那会儿我记得,王姨总是大晚上一个人对着月亮流泪,她身世凄惨,来到我家之后虽然衣食不愁,但屡屡遭到我娘的针对,她越是得宠,我娘越是恨她,那些下人看我娘眼色,也经常欺负她,日子过得很不如意。
后来他生了个儿子,在家里的地位就更高了,我娘愈发害怕她会威胁我们娘俩的地位,于是就心生一条毒计——
趁着我父亲外出的那几天,她花重金找人把王丽花给玷污了,还把她刚满月不久的儿子给丢到枯井里活活摔死,生性温和的王丽花经不住命运这一轮番的摧残,终于彻底失去理智,当晚,她就悬梁自尽了。
怎料我母亲还不解气,竟然找人鞭她的尸身,还把她丢在外面暴尸荒野。我父亲回来以后震怒不已,但却无计可施,我娘连把她的尸体丢在哪里都不肯告诉他。
本以为这桩惨剧结束以后,我家就此可以回到以前的生活,谁也没有想到,这只是惨剧的开始。
我清楚的记得,王丽花死后第三天,我娘就摔在枯井里死了,身上连一块好肉都没有,她的尸体被捞上来的时候,眼睛瞪得大大的,好像是被什么东西给吓的。
当天我父亲也莫名其妙发起高烧,昏迷不醒,脸上一个劲冒汗,找赤脚医生来,医生也看不出点门道来。

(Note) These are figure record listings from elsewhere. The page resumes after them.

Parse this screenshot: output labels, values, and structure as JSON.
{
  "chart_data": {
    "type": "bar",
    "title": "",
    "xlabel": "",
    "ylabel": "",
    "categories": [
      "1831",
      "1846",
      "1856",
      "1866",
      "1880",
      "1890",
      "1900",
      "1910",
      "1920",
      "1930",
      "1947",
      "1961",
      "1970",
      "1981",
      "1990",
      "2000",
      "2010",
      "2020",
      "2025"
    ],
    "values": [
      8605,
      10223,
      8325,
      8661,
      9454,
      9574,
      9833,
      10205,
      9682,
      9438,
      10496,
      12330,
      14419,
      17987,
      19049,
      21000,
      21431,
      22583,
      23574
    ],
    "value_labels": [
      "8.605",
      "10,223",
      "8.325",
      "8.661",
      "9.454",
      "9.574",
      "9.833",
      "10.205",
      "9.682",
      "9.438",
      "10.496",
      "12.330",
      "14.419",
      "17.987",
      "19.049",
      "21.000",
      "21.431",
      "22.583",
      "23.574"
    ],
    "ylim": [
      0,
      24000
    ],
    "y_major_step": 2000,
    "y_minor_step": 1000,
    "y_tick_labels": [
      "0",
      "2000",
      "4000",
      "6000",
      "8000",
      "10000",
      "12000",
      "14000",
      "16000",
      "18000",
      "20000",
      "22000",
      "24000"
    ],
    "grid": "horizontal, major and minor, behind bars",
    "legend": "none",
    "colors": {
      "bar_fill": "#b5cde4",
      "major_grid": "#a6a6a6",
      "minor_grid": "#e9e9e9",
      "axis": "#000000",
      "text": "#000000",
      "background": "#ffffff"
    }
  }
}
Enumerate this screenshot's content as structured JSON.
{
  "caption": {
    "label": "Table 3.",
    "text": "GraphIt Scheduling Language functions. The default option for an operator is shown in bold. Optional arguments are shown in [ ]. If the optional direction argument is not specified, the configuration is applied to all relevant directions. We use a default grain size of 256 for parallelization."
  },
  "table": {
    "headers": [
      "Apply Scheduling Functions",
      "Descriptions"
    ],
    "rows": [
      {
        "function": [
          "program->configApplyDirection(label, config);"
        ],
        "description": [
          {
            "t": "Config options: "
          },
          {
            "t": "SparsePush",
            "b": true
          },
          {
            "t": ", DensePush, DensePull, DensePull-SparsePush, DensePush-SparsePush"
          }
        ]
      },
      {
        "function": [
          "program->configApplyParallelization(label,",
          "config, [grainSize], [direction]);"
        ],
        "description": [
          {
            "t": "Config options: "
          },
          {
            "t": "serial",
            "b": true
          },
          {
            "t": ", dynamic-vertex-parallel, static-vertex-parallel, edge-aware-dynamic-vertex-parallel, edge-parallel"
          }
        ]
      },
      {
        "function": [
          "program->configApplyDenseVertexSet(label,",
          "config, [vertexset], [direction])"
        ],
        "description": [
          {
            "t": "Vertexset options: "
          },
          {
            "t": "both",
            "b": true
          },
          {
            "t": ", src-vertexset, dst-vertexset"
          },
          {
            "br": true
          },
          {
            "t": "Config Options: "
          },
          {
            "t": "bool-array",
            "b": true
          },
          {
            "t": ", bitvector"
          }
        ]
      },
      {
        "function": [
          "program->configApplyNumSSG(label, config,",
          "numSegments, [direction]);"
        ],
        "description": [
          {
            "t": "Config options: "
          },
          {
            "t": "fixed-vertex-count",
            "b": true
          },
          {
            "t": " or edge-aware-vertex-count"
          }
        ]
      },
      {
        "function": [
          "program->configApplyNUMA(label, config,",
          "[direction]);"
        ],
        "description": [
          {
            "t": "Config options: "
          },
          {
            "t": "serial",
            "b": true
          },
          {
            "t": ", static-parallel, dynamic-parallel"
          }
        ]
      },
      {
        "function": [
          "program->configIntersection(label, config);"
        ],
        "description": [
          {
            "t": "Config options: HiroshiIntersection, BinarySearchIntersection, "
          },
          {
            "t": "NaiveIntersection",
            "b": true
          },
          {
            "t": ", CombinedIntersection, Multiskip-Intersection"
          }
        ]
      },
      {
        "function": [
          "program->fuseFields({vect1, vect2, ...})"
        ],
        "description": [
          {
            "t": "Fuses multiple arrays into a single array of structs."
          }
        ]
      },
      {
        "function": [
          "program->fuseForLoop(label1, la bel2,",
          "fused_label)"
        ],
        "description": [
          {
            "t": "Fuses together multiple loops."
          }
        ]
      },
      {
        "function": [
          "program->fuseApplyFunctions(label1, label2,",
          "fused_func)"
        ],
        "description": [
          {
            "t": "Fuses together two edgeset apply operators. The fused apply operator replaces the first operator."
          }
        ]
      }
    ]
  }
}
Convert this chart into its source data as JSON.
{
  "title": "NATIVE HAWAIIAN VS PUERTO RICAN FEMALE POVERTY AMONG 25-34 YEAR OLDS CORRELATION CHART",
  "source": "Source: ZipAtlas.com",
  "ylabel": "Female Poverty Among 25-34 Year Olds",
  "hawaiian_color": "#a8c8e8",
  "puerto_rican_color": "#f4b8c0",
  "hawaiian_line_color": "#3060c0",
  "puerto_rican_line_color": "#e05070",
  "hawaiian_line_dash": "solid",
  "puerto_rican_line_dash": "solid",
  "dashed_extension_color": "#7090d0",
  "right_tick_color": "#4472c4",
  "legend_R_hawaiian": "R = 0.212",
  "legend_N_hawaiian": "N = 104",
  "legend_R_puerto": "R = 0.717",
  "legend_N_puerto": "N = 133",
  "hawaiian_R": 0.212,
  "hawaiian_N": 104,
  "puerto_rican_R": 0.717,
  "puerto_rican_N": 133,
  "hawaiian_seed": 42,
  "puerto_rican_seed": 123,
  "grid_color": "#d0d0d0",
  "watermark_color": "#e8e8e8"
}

我爷爷看出事有蹊跷,特地派人跑了趟一百里外的秋八坉,找来一个当地非常有名的道长,人称:九叔。九叔带着两个弟子一到,一问,立马就知道了原委。
他说问题出在王丽花身上,当即让我爷爷派人漫山遍野找寻王丽花的尸体,说不惜一切代价必须要找到。所幸总算找到了,尸体运回来的时候,我瞧见了一眼,结果被那尸体的模样吓得好几天晚上都做噩梦。
尸体还没腐烂,和刚死的时候差不多,尸体身上全是鞭伤,皮开肉绽。而她眼睛是睁着的,翻着白眼,两只手笔直地伸向天空,脸上竟然在笑。
九叔说凡事物极必反,这是死者的愤怨达到了极致的表现,是为:怒极反笑。
两手伸向天空意思是誓要伸冤,简单地说,这是凶灵要报复的征兆。
九叔替她设了灵坛,然后布置了一个很盛大的场面,开坛做法事。
他把王丽花的尸体放在灵坛中央,把她的眼皮合上,自己在边上施法,设法平息她的怨气,让她的双手降落下来。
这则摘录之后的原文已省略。